In patients with coronary artery disease (CAD), guidelines recommend daily low-dose aspirin (ASA) and/or P2Y12 inhibitors for long-term maintenance. However, patients may also be indicated to receive oral anticoagulants (OAC) long-term, raising important questions about safety and effectiveness of combination OAC/antiplatelet regimens.
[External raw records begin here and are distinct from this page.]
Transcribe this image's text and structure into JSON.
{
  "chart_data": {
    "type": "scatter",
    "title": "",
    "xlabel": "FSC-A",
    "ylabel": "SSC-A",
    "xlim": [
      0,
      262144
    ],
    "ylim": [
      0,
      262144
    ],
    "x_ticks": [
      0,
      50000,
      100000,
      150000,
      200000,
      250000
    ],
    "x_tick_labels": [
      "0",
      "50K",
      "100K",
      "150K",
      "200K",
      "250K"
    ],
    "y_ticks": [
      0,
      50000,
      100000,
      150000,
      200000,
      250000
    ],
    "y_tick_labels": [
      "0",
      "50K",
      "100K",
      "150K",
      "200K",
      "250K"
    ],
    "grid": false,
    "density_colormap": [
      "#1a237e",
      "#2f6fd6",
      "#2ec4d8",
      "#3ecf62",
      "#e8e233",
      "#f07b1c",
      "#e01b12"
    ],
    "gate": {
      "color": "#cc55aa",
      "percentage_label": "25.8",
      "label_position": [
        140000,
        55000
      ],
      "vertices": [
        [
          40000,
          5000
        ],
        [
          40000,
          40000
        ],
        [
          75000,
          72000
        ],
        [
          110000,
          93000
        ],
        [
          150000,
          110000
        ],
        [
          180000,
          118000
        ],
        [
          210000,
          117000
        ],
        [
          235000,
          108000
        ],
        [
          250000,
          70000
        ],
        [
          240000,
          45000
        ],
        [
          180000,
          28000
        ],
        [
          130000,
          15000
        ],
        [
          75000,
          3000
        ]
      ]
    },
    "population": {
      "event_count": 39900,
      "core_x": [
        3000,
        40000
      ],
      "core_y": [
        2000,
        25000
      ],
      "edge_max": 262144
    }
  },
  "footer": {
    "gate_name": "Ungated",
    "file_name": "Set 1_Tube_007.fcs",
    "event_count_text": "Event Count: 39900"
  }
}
This research aims to assess real-world effectiveness and safety in patients with CAD receiving OAC with or without ASA. This retrospective cohort study used medical and pharmacy claims data linked to electronic health record (EHR) data at an integrated delivery network (IDN) in Texas between January 2014 and December 2019. Patients were followed up to 12 months after their index date, defined as the date of their first OAC claim. Inclusion criteria were: (1) age ≥18 years, (2) stable CAD (diagnosed or ≥6 months post-coronary revascularization procedure), (3) IDN health plan continuous enrollment ≥6 months pre-index and ≥12 months post-index, (4) proportion of days covered by OAC ≥80% for the first 6 months post-index, and (5) no P2Y12 inhibitors post-index. Patients were grouped by ASA use from outpatient EHR data. Major adverse cardiovascular events (MACE: cardiovascular-related death, non-fatal stroke, and non-fatal MI) were measured for effectiveness, and major bleeding events were measured for safety. 418 patients (n=297, OAC-only; n=121, OAC/ASA) met study criteria with mean (SD) age 75.8 (9.7) years. Overall, patients were primarily white (68.4%), male (59.3%), and insured through Medicare (71.1%). Direct OACs were more common than warfarin (67.7% vs. 32.3%). In the OAC-only and OAC/ASA groups, MACE occurred in four (1.3%) and one (0.8%, P=NS) patient(s), respectively, whereas thirteen (4.4%) and six (5.0%, P=NS) patients, respectively, experienced major bleeding events. Rates of MACE and major bleeding events in this real-world study were low compared to similar randomized controlled trials. Additional larger, randomized studies are needed to compare safety and effectiveness.